Unplug your PC and take it somewhere well lit. Keep the AC unplugged until you're done poking the motherboard, please. Tear the side and plastic front off your PC. You'll end up with something like the picture below. The black plastic cube on the right, below the DVD, is the mechanism behind the shiny power button facade. That's what we're replacing.
Use a camera phone to peek around inside the PC, behind the old button. In person, it was obvious that the red and black cables are for the button, and the blue and green cables are for the power LED. The yellow and white cables are for the hard drive indicator, which I'm now living without.
Now follow the bundle of cables from this mechanism to the motherboard, and make note of what order they go in. Here, it's green, blue, red, black.
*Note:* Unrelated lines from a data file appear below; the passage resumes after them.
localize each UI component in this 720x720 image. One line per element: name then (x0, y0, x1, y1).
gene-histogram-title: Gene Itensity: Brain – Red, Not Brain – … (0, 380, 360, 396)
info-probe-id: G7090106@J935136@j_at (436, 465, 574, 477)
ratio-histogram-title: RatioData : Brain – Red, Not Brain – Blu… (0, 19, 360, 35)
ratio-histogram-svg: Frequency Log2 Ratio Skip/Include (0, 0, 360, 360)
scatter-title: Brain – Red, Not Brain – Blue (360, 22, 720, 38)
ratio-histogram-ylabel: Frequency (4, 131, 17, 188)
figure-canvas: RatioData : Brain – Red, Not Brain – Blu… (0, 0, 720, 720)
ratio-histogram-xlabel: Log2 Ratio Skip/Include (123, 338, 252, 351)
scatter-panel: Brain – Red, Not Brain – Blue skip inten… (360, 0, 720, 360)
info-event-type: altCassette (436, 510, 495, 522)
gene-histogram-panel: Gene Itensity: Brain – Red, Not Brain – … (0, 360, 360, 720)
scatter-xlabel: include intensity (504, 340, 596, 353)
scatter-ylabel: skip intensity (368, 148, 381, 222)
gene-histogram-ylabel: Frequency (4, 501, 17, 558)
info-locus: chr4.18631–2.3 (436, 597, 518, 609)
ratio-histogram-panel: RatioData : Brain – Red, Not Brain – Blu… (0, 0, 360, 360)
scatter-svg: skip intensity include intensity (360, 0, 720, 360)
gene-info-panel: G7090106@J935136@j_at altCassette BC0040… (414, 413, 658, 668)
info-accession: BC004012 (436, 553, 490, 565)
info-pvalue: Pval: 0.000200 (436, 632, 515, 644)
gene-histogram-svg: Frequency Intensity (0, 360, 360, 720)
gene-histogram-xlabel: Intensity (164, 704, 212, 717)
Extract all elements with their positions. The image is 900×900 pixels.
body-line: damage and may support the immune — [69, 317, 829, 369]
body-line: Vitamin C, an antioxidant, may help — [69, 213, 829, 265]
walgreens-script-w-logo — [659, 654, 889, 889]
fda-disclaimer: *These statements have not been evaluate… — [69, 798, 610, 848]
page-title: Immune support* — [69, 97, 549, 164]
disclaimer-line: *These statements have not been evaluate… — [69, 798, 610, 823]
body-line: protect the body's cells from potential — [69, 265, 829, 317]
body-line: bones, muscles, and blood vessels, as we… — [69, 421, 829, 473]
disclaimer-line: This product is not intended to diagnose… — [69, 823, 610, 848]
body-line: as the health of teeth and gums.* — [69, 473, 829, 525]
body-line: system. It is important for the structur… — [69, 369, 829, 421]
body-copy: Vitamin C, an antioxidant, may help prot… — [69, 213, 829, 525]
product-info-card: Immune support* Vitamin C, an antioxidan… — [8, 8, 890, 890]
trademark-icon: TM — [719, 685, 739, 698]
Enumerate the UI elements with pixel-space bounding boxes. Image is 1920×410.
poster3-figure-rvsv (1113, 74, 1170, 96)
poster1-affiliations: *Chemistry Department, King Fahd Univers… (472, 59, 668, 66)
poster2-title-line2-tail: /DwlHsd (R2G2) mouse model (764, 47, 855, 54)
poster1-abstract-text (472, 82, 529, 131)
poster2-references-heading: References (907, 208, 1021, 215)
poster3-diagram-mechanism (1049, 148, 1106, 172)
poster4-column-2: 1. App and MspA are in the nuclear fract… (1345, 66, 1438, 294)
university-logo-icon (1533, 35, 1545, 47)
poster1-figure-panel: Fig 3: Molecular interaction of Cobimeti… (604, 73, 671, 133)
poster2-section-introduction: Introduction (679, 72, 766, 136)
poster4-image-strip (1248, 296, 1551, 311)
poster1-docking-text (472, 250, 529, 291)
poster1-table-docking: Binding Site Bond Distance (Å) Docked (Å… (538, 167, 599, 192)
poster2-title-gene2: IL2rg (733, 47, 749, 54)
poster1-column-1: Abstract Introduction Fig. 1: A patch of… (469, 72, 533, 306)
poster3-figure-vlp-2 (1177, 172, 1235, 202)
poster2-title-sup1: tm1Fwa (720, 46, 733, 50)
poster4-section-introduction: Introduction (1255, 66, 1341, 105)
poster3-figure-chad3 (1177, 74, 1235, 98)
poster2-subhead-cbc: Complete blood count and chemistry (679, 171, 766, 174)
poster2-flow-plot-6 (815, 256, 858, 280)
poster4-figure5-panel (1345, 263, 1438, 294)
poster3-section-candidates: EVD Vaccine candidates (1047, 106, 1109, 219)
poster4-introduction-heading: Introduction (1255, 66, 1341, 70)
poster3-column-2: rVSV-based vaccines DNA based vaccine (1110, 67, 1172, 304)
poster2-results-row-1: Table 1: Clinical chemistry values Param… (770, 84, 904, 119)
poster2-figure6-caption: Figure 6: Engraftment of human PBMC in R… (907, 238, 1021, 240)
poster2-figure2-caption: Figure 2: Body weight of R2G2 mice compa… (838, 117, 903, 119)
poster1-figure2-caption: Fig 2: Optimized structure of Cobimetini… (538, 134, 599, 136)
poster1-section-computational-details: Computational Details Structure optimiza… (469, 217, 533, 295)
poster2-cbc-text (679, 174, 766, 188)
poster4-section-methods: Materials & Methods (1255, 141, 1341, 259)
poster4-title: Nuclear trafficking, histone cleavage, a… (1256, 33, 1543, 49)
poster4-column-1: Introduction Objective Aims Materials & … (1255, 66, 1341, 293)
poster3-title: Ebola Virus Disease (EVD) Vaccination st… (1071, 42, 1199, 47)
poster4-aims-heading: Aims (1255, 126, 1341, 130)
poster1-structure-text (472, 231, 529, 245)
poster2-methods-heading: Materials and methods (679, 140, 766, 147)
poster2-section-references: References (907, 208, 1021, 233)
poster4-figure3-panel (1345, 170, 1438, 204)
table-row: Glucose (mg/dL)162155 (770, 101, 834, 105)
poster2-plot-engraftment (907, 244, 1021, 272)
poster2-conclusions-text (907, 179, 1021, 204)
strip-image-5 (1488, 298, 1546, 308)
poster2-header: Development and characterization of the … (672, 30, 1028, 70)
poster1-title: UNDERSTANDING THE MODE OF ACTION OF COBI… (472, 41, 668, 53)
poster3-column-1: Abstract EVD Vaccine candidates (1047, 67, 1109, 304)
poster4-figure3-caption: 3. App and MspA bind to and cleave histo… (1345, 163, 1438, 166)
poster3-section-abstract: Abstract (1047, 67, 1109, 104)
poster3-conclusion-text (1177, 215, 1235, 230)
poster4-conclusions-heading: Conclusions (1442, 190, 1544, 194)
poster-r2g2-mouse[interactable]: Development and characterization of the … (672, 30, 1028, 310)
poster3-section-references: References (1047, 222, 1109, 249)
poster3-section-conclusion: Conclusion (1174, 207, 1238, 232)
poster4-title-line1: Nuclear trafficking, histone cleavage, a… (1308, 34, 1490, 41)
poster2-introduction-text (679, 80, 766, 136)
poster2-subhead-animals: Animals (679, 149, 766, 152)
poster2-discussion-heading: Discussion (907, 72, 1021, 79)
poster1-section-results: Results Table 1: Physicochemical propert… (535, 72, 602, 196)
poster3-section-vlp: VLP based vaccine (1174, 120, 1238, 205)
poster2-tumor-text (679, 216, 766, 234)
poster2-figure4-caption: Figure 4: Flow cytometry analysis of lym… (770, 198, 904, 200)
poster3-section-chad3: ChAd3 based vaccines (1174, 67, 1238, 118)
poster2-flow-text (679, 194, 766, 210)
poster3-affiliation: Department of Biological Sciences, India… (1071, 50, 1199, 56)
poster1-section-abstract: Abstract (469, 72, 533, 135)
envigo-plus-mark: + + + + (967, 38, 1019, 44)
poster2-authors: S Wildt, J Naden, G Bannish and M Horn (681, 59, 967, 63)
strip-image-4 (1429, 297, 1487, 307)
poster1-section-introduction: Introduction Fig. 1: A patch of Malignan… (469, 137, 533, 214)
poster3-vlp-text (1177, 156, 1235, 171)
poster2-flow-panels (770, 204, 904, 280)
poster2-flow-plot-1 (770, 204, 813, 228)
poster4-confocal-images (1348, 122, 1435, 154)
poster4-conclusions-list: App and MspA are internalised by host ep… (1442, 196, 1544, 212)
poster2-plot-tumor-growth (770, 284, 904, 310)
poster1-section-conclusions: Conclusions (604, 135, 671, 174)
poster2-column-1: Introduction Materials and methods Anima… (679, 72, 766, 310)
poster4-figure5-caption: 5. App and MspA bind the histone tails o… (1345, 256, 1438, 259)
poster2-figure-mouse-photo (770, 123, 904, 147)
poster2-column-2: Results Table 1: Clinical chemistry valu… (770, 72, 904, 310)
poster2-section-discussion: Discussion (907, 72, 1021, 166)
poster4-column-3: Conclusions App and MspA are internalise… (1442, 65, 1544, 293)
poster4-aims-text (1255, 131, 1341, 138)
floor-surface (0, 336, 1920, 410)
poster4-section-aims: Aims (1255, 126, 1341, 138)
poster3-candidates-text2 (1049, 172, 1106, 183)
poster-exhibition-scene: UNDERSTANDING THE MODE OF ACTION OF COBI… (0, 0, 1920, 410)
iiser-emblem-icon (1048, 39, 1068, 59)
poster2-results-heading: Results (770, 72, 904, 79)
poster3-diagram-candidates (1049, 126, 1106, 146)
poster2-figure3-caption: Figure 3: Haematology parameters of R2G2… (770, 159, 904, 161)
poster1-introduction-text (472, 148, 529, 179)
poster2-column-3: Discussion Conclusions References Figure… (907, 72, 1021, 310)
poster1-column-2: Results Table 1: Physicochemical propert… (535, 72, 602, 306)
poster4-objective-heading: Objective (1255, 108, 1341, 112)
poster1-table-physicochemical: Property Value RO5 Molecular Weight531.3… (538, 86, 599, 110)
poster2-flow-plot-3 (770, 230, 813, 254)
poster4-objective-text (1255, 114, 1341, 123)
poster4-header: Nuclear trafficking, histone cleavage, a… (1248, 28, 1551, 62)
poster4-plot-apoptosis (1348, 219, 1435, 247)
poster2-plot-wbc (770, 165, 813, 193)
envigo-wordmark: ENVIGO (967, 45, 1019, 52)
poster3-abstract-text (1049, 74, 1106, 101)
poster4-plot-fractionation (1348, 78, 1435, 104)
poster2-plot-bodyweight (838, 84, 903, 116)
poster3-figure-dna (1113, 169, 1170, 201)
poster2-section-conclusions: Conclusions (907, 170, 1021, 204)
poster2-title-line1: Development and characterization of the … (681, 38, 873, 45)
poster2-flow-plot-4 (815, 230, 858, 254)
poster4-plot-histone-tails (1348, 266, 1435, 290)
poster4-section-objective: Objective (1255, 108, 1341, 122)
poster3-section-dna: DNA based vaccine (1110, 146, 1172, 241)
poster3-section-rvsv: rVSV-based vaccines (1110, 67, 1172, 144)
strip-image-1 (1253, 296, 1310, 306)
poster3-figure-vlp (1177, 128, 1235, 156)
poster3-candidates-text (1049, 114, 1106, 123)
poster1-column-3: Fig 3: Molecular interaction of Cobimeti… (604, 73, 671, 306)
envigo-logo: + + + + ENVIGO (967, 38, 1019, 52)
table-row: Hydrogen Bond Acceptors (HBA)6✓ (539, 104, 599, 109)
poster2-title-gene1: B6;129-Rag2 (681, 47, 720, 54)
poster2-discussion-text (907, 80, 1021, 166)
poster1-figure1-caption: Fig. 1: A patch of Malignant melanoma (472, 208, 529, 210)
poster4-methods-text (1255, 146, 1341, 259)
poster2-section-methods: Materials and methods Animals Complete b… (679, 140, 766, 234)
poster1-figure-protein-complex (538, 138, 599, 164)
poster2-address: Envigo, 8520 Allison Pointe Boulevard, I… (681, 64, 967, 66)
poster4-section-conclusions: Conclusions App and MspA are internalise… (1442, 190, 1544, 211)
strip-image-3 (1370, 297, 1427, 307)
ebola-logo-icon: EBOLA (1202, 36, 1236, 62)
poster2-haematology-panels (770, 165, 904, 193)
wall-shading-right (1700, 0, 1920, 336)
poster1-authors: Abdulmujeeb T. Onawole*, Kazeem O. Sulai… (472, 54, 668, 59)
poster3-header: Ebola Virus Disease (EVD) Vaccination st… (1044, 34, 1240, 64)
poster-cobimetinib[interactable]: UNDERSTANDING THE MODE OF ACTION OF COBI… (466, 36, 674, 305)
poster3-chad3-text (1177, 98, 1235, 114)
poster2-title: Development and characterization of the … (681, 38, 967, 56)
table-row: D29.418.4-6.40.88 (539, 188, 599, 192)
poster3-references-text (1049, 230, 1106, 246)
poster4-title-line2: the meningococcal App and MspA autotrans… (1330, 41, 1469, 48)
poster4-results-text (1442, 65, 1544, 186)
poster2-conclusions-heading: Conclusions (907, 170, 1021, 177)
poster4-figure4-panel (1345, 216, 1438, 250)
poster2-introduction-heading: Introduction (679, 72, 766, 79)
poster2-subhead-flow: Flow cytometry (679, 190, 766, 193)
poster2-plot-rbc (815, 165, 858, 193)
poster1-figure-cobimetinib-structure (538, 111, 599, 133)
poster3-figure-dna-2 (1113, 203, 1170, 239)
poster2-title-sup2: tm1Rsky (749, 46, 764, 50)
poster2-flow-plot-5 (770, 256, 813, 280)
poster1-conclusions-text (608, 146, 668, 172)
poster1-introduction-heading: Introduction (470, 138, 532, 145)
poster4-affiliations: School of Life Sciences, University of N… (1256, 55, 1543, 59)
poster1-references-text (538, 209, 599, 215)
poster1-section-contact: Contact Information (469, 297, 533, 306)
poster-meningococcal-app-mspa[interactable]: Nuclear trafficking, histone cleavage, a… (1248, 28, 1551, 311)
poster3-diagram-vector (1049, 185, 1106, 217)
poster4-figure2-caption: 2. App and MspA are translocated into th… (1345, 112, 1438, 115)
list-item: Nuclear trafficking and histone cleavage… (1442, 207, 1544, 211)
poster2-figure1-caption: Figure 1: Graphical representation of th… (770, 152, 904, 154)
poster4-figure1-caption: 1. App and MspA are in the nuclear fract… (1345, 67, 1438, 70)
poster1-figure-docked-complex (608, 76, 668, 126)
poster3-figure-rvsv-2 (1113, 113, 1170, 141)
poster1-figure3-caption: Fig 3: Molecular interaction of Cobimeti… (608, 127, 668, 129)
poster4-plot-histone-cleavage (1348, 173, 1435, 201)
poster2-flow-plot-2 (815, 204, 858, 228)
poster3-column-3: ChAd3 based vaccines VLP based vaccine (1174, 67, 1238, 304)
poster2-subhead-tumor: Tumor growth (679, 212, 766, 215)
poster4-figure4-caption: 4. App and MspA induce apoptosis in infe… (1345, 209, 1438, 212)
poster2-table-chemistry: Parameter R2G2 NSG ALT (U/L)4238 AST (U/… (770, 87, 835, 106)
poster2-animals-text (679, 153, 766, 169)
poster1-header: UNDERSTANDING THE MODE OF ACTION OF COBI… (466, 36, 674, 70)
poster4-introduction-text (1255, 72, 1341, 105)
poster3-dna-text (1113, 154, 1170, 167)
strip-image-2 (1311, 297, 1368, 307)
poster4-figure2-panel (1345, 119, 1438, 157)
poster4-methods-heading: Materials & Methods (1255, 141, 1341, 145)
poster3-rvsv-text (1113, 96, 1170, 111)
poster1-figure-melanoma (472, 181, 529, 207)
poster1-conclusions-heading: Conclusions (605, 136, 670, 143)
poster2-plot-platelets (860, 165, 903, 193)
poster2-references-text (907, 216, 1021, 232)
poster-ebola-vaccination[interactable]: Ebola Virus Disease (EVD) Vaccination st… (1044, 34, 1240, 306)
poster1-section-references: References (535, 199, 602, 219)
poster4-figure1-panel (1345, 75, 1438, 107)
Now unplug this end from the motherboard, and remove the old button from the front of the PC. (Mine just snapped on.) If you're reusing this cable harness, now's the time to chop off the old button and add those female QD terminations. If you're using the Ultimarc wires, throw this bundle away.
Now, take your button apart. The whole switch-and-LED assembly turns a few degrees then slides out of the chrome jacket to make this easier on you. The switch mechanism is the big black box, wire black to COM (the bottom connector) and wire red to NO ("normally open," the next connector) and leave the top connector alone.
Now wire blue and green to the LED contacts on the sides. I couldn't find any indication of the correct order, so I guessed. If you get it wrong (button works, light doesn't) just unplug and swap, you won't hurt anything.
Now if you're using the Ultimarc wires, fit each wire directly onto the motherboard pins. It's fiddly work, but if you're patient it's over quick. If you cut and re-terminated the original wiring harness, good for you, your hard work on that step makes this step a breeze.
Time for a bench test! Grab a monitor, and plug in your PC, then push on the teeny button alongside the LED shaft (next to my thumb here). On my PC you have to hold it for a second, don't get antsy.
That's what success looks like! The fans warm up, the light comes on, and moments later the monitor fills with the lovely BIOS screen.
OK, now you can drill a 1 1/8 in hole in your cabinet (or use one of the pre-drilled button holes. I wanted this out of the way, on the back near the floor) and mount the chrome body of the button. Then put your PC back in the cabinet, and snap the switch-and-LED assembly into the chrome button body. Gorgeous!